Center for Biomedical Engineering and Technology and Department of Physiology, University of Maryland School of Medicine; Fischell Department of Bioengineering, University of Maryland.
Center for Biomedical Engineering and Technology and Department of Physiology, University of Maryland School of Medicine.
J Vis Exp. 2022 May 27(183). doi: 10.3791/59600.
Intracellular sodium concentration ([Na]i) is an important regulator of intracellular Ca. Its study provides insight into the activation of the sarcolemmal Na/Ca exchanger, the behavior of voltage-gated Na channels and the Na,K-ATPase. Intracellular Ca signaling is altered in atrial diseases such as atrial fibrillation. While many of the mechanisms underlying altered intracellular Ca homeostasis are characterized, the role of [Na]i and its dysregulation in atrial pathologies is poorly understood. [Na]i in atrial myocytes increases in response to increasing stimulation rates. Responsiveness to external field stimulation is therefore crucial for [Na]i measurements in these cells. In addition, the long preparation (dye-loading) and experiment duration (calibration) require an isolation protocol that yields atrial myocytes of exceptional quality. Due to the small size of mouse atria and the composition of the intercellular matrix, the isolation of high quality adult murine atrial myocytes is difficult. Here, we describe an optimized Langendorff-perfusion based isolation protocol that consistently delivers a high yield of high quality atrial murine myocytes. Sodium-binding benzofuran isophthalate (SBFI) is the most commonly used fluorescent Na indicator. SBFI can be loaded into the cardiac myocyte either in its salt form through a glass pipette or as an acetoxymethyl (AM) ester that can penetrate the myocyte's sarcolemmal membrane. Intracellularly, SBFI-AM is de-esterified by cytosolic esterases. Due to variabilities in membrane penetration and cytosolic de-esterification each cell has to be calibrated in situ. Typically, measurements of [Na]i using SBFI whole-cell epifluorescence are performed using a photomultiplier tube (PMT). This experimental set-up allows for only one cell to be measured at one time. Due to the length of myocyte dye loading and the calibration following each experiment data yield is low. We therefore developed an EMCCD camera-based technique to measure [Na]i. This approach permits simultaneous [Na]i measurements in multiple myocytes thus significantly increasing experimental yield.

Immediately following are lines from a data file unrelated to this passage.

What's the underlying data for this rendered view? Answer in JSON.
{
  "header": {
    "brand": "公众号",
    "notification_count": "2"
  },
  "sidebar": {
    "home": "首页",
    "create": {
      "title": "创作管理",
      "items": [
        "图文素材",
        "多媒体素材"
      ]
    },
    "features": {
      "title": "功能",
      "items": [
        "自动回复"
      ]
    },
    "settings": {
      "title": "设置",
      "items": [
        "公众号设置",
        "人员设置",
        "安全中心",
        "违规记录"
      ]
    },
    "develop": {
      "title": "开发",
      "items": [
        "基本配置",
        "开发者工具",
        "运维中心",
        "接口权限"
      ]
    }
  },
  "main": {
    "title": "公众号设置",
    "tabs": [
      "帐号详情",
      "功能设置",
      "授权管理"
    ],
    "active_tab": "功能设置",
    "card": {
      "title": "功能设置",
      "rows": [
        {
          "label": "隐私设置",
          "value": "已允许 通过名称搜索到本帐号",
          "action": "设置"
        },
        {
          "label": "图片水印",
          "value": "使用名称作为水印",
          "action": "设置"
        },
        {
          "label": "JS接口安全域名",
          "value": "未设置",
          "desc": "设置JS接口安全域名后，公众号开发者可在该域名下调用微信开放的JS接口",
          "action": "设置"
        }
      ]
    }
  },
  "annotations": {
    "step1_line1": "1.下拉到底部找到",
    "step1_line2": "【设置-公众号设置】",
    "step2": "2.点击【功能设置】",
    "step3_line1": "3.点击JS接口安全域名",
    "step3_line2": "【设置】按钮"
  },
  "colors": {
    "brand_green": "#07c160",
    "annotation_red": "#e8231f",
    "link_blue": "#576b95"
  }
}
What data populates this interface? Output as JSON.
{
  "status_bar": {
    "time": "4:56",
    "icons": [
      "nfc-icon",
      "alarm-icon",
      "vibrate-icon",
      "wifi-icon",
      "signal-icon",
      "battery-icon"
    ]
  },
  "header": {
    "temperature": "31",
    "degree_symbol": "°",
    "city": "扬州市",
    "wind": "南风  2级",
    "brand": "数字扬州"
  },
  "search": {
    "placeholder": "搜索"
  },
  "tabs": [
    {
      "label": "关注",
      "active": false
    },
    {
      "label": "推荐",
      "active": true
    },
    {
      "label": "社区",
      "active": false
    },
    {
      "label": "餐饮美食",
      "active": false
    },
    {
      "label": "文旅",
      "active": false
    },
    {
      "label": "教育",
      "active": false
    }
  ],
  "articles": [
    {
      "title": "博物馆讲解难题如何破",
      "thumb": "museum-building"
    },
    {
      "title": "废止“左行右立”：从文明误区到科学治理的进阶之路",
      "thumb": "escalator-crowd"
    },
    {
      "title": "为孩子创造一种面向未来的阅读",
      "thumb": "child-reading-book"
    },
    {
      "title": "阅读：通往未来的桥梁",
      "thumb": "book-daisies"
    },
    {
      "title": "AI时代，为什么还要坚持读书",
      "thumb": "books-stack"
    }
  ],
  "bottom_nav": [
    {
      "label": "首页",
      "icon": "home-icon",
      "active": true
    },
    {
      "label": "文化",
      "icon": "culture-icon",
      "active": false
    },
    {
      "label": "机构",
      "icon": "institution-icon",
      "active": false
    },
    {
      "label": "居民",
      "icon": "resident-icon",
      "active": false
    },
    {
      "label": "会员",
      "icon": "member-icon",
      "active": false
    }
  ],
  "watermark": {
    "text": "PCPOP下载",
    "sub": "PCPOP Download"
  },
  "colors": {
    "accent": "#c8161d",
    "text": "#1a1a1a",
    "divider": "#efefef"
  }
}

细胞内钠离子浓度 ([Na]i) 是细胞内 Ca 的重要调节剂。其研究为肌浆网 Na/Ca 交换体的激活、电压门控 Na 通道和 Na,K-ATP 酶的行为提供了深入了解。心房疾病(如心房颤动)会改变细胞内 Ca 信号。虽然已经描述了许多改变细胞内 Ca 稳态的机制,但 [Na]i 及其在心房病变中的失调作用仍知之甚少。在心房肌细胞中,[Na]i 随着刺激频率的增加而增加。因此,对外场刺激的反应性对于这些细胞中的 [Na]i 测量至关重要。此外,长的准备(染料加载)和实验时间(校准)需要一种分离方案,该方案产生的心房肌细胞质量非常高。由于小鼠心房的体积小和细胞间质的组成,高质量成年小鼠心房肌细胞的分离较为困难。在这里,我们描述了一种优化的基于 Langendorff 灌注的分离方案,该方案始终能提供高产量的高质量心房鼠肌细胞。苯并呋喃异邻苯二甲酸(SBFI)是最常用的荧光 Na 指示剂。SBFI 可以通过玻璃吸管以其盐的形式或作为可以穿透肌细胞膜的乙酰氧甲酯(AM)酯的形式加载到心肌细胞中。在细胞内,SBFI-AM 被细胞质酯酶去酯化。由于膜穿透和细胞质去酯化的变异性,每个细胞都必须在原位校准。通常,使用光电倍增管(PMT)通过 SBFI 全细胞荧光测量来测量 [Na]i。这种实验设置一次只能测量一个细胞。由于肌细胞染料加载和每次实验后的校准时间长,因此数据产量低。因此,我们开发了一种基于 EMCCD 相机的技术来测量 [Na]i。这种方法允许同时测量多个肌细胞中的 [Na]i,从而大大提高了实验产量。